Decoder-only: generation and in-context learning

The GPT scaling trajectory showed that decoder-only models exhibit emergent capabilities at scale that encoder-only models do not: few-shot learning, chain-of-thought reasoning, instruction following. The causal architecture naturally supports open-ended generation. Every major LLM since GPT-3 (PaLM, LLaMA, Claude, Gemini) is decoder-only.

Encoder-decoder: structured input-output mapping

Translation, summarization, and any task with a clear input/output separation benefits from the encoder-decoder split. The encoder can build a full bidirectional representation of the input. The decoder can attend to this representation at every generation step via cross-attention. T5 cast all NLP tasks as text-to-text and showed competitive performance across the board.

Why Decoder-Only Dominates in 2024+

Three factors drove convergence toward decoder-only:

  1. Simplicity. One architecture, one objective (next-token prediction), one training pipeline. Encoder-decoder requires managing two sets of parameters and cross-attention adds complexity.

  2. Scaling behavior. Decoder-only models show smoother scaling curves. The scaling laws of Kaplan et al. and Hoffmann et al. were derived for decoder-only architectures.

  3. Unification. With sufficient scale, decoder-only models handle classification (generate the label), extraction (generate the span), translation (generate the target), and reasoning (generate the chain). Specializing the architecture to the task becomes unnecessary.

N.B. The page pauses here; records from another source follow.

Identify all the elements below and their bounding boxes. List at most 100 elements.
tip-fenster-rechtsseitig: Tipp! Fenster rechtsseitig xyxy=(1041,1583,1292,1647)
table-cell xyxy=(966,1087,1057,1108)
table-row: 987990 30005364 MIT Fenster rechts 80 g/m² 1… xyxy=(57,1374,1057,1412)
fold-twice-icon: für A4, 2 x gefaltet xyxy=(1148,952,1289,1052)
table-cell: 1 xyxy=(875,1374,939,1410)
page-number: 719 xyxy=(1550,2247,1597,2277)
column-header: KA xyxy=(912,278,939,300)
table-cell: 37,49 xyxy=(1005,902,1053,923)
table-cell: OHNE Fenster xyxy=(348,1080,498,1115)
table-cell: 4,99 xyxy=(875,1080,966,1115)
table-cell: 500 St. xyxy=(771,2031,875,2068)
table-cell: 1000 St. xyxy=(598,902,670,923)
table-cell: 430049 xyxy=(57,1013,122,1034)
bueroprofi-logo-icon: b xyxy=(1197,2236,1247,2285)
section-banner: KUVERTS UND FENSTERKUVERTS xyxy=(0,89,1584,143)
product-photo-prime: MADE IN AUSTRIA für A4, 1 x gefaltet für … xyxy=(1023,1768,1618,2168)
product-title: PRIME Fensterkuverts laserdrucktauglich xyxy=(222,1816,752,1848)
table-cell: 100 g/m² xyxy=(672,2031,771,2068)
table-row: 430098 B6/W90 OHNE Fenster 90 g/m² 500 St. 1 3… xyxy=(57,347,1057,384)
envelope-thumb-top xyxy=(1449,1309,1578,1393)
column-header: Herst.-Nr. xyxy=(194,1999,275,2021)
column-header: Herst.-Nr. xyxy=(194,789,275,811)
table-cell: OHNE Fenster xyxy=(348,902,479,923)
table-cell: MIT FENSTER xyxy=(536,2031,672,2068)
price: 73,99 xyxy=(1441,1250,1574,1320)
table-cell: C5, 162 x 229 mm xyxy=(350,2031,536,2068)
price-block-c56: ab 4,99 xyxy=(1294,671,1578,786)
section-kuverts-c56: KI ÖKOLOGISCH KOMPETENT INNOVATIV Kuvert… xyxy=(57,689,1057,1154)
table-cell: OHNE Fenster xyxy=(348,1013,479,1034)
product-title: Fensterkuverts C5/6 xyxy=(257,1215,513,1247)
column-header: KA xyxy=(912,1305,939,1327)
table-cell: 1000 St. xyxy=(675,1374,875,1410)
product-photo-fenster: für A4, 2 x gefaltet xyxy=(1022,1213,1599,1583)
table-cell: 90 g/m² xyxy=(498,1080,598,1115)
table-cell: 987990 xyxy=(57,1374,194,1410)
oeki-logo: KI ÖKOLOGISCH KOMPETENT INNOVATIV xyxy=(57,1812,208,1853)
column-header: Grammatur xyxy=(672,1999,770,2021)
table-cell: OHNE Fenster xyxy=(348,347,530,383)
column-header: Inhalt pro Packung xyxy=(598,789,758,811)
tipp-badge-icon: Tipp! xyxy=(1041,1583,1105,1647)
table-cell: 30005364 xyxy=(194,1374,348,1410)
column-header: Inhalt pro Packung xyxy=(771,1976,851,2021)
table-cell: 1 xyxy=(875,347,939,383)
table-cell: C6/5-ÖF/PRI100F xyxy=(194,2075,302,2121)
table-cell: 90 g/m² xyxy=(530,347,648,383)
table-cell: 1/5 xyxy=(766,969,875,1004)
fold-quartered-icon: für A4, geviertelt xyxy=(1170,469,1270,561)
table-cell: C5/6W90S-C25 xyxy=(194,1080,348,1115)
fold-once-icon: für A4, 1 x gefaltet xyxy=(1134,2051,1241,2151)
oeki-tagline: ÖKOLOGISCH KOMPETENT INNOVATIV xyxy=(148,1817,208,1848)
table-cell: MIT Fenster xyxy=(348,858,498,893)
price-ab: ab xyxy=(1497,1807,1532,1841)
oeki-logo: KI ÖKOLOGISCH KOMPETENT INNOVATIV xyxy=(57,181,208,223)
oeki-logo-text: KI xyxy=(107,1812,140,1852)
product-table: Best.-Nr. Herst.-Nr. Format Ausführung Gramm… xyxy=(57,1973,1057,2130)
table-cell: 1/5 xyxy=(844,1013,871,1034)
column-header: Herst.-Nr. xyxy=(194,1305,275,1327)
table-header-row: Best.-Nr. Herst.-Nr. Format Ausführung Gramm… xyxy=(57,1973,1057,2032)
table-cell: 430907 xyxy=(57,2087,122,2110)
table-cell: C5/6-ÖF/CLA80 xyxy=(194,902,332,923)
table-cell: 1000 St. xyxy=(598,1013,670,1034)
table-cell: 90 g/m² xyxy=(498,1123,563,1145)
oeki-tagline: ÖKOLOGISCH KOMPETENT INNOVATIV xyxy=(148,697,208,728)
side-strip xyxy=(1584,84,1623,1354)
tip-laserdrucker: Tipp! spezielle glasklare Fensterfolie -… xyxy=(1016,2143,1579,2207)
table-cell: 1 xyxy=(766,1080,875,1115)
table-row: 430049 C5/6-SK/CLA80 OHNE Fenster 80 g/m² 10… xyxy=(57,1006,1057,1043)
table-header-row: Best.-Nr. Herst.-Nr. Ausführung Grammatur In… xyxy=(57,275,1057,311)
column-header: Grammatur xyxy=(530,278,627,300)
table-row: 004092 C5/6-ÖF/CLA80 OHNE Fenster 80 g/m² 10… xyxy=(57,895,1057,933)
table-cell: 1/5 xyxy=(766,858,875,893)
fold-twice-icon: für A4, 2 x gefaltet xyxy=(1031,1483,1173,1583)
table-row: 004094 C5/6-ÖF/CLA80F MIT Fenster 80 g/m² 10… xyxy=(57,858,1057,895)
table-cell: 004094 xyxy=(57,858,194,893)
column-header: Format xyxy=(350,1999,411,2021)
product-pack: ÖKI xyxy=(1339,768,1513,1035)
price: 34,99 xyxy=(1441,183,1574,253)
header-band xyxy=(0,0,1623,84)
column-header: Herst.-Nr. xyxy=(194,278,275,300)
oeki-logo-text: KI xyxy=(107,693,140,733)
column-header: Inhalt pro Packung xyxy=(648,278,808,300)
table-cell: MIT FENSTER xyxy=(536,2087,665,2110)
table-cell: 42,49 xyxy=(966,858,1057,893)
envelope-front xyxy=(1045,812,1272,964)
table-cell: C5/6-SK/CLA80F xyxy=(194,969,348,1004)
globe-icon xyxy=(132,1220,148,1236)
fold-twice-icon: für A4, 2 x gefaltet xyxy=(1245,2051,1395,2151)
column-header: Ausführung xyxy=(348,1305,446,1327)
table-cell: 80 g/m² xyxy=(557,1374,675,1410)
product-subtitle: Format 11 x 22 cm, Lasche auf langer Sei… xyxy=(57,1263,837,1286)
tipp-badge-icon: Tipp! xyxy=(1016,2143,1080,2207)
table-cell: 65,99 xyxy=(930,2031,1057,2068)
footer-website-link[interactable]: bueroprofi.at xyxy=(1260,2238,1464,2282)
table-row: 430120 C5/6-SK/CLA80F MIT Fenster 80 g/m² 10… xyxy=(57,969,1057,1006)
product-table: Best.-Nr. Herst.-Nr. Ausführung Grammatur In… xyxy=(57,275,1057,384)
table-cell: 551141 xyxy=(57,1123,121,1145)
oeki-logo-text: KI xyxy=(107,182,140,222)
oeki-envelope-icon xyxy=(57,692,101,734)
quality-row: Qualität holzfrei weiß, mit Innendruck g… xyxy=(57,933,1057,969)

The cost is that decoder-only models are less parameter-efficient for pure understanding tasks. A BERT-base (110M parameters) fine-tuned for sentiment analysis outperforms a GPT-2-base (124M parameters) on the same task, because bidirectional attention extracts more information per parameter for classification.

Common Confusions

Watch Out

Encoder-only does not mean no generation is possible

You can build a generative model on top of BERT-style encoders. Masked language models can iteratively predict masked tokens (as in non-autoregressive generation). BERT itself is not autoregressive, but the encoder architecture is not inherently incompatible with generation. It is simply less natural and less effective than causal generation at scale.

Watch Out

Decoder-only models still encode the input

A decoder-only model processing a prompt is encoding that prompt into internal representations via causal attention. The distinction is not that GPT lacks an encoder. The distinction is that the encoding is causal (each token only sees prior tokens), whereas a dedicated encoder uses bidirectional attention. The prompt prefix in a decoder-only model serves as a pseudo-encoder.

Watch Out

Cross-attention is not the same as concatenating encoder and decoder inputs

Cross-attention uses the decoder's queries and the encoder's keys and values. This is distinct from simply concatenating the input and output sequences and running a single decoder. Cross-attention allows the decoder to attend to the full encoder representation at every layer, while concatenation forces the model to route information through causal attention over the concatenated sequence.

References

  1. Vaswani, A. et al. (2017). "Attention Is All You Need." NeurIPS 2017. (Original transformer with encoder-decoder architecture.)
  2. Devlin, J. et al. (2019). "BERT: Pre-training of Deep Bidirectional Transformers for Language Understanding." NAACL 2019. (Encoder-only, masked language modeling.)
  3. Radford, A. et al. (2019). "Language Models are Unsupervised Multitask Learners." (GPT-2, decoder-only autoregressive pretraining.)
  4. Raffel, C. et al. (2020). "Exploring the Limits of Transfer Learning with a Unified Text-to-Text Transformer." JMLR, 21(140), 1-67. (T5, encoder-decoder, text-to-text framework.)
  5. Brown, T. B. et al. (2020). "Language Models are Few-Shot Learners." NeurIPS 2020. (GPT-3, establishing decoder-only in-context learning.)
  6. Wang, A. et al. (2019). "SuperGLUE: A Stickier Benchmark for General-Purpose Language Understanding Systems." NeurIPS 2019. (Benchmark comparing encoder-only models on understanding tasks.)
  7. Tay, Y. et al. (2023). "UL2: Unifying Language Learning Paradigms." ICLR 2023. (Systematic comparison of pretraining objectives across architectures.)